The catch 22 for Republicans is that the president’s endorsement will be highly advantageous in March. But the political reality is that Trump’s support for a candidate plays right into the hands of the Democrat’s campaign playbook.
Gov. Pritzker is praying for a repeat of 2022 when Democrats produced advertisements claiming State Senator and eventual GOP gubernatorial nominee Darren Bailey was “too conservative” for Illinois. They also made sure every voter north of Interstate 80 knew he appeared with Trump at a campaign rally to receive his endorsement. Bailey lost by over 12 points with 15.5% of the Chicago vote.
“We must vote our principles,” as I’ve always heard during my four decades of campaign and political consulting. And I could not agree more.
Principles does not mean closed-minded or tunnel vision. In politics, the goal has to always be winning or at the very least, advance your cause.
Real and impactful change doesn’t happen in one election cycle. GOP primary voters ought to consider that the Democrats not only control both state houses; they also have veto-proof super majorities. To be blunt, Republicans will continue to be powerless in Illinois until they can make inroads in the collar counties.
And that is the opportunity the Illinois GOP primary voter has in 2026.

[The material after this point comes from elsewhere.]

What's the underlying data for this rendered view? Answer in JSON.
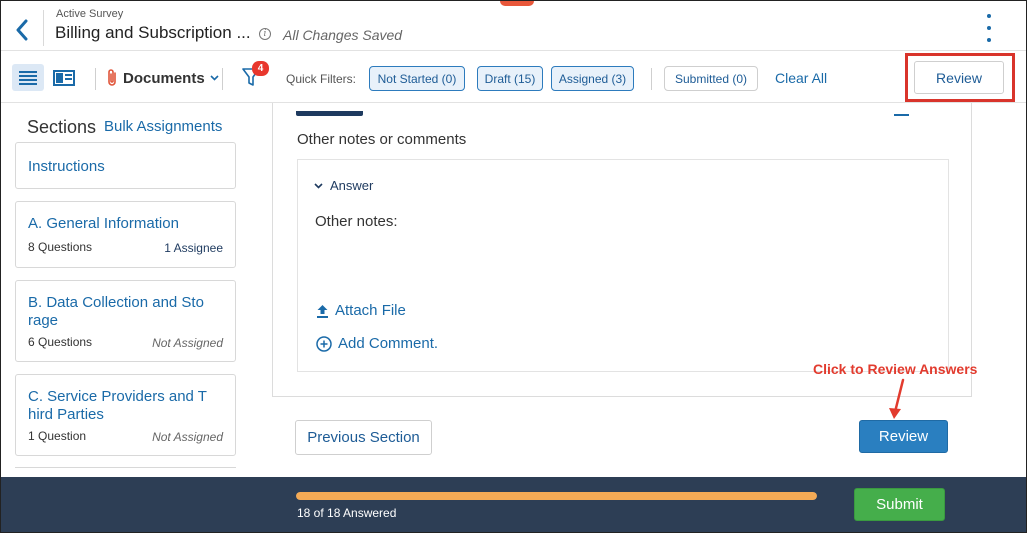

There are no success stories or legislation that Gov. Pritzker and his party can run on. As I wrote this past August 13 for the New York Daily News, Texas Dems spotlight disaster called Illinois:f
The big joke told in Illinois is that Pritzker’s photo hangs in the corporate offices of U-Haul truck rental as their employee of the year. Moving businesses love Illinois Democrats and their one-party rule.
“It’s the economy and our kids, stupid!” should be the IL GOP slogan in 2026.

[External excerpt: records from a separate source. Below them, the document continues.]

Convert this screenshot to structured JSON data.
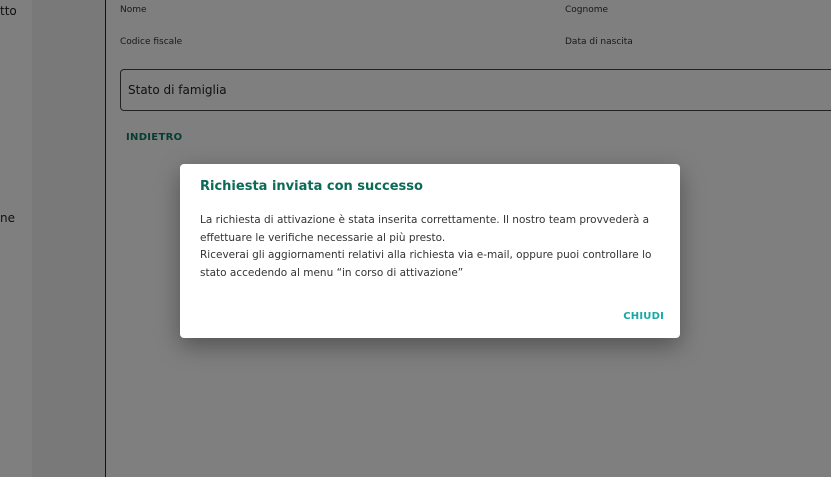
{
  "left_nav": {
    "item_1_fragment": "tto",
    "item_2_fragment": "ne"
  },
  "form": {
    "nome_label": "Nome",
    "cognome_label": "Cognome",
    "codice_fiscale_label": "Codice fiscale",
    "data_nascita_label": "Data di nascita",
    "stato_famiglia_value": "Stato di famiglia",
    "back_label": "INDIETRO"
  },
  "dialog": {
    "title": "Richiesta inviata con successo",
    "paragraph_1": "La richiesta di attivazione è stata inserita correttamente. Il nostro team provvederà a effettuare le verifiche necessarie al più presto.",
    "paragraph_2": "Riceverai gli aggiornamenti relativi alla richiesta via e-mail, oppure puoi controllare lo stato accedendo al menu “in corso di attivazione”",
    "close_label": "CHIUDI"
  },
  "colors": {
    "title_green": "#0b6b57",
    "action_teal": "#17a7a7",
    "back_green": "#0b7a63"
  }
}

Under Pritzker and Democrat rule, Illinois families endure the highest property taxes and highest state and local taxes in the country. Working families pay the second highest gas taxes in the nation. Illinois students have less financial aid available to pay for college, as Democrats are providing taxpayer-funded college scholarships, stipends, and other state-funded student aid to people who are here illegally. Only 30% of our children subjected to the Chicago Public School system are proficient in reading and even fewer in math by the 8th grade.
Add the pathetic reality is that Illinois is the very definition of unfriendliness for business development and job creation, and the only thing Pritzker and his accomplices can campaign on is the vilification of President Trump, facts be damned.
It will not be easy for the GOP to overcome Pritzker’s billions available to self-fund his reelection campaign and those of his house and senate minions. That’s why Illinois Republicans must embrace kitchen table issues. Even if Republicans don’t win in 2026, let’s promote the ideals of free markets, limited government and rewarding, not punishing, working families with onerous taxation.
Republicans would be wise to invoke the “Buckley Rule.”
William F. Buckley, who founded the National Review in 1955, championed the idea that Republicans should always “support the rightward most viable candidate.” This rule is often misquoted as claiming he said, “the rightward most electable candidate.” Buckley, unlike many of our friends on the left, would never have advocated voting for just the letter next to a name on a ballot. However, he understood that political change begins at the ballot box. If your candidate is unlikely to win, let him or her at least advance your cause and ideas.
The Buckley Rule was first applied to Barry Goldwater in 1964. Even though Goldwater was trounced, his ideas gained momentum and culminated in the election of Ronald Reagan for president in 1980, the golden age of Republicanism.
Illinois can do the same. But if Republican primary voters don’t learn from history, they are doomed to a future of defeat after defeat.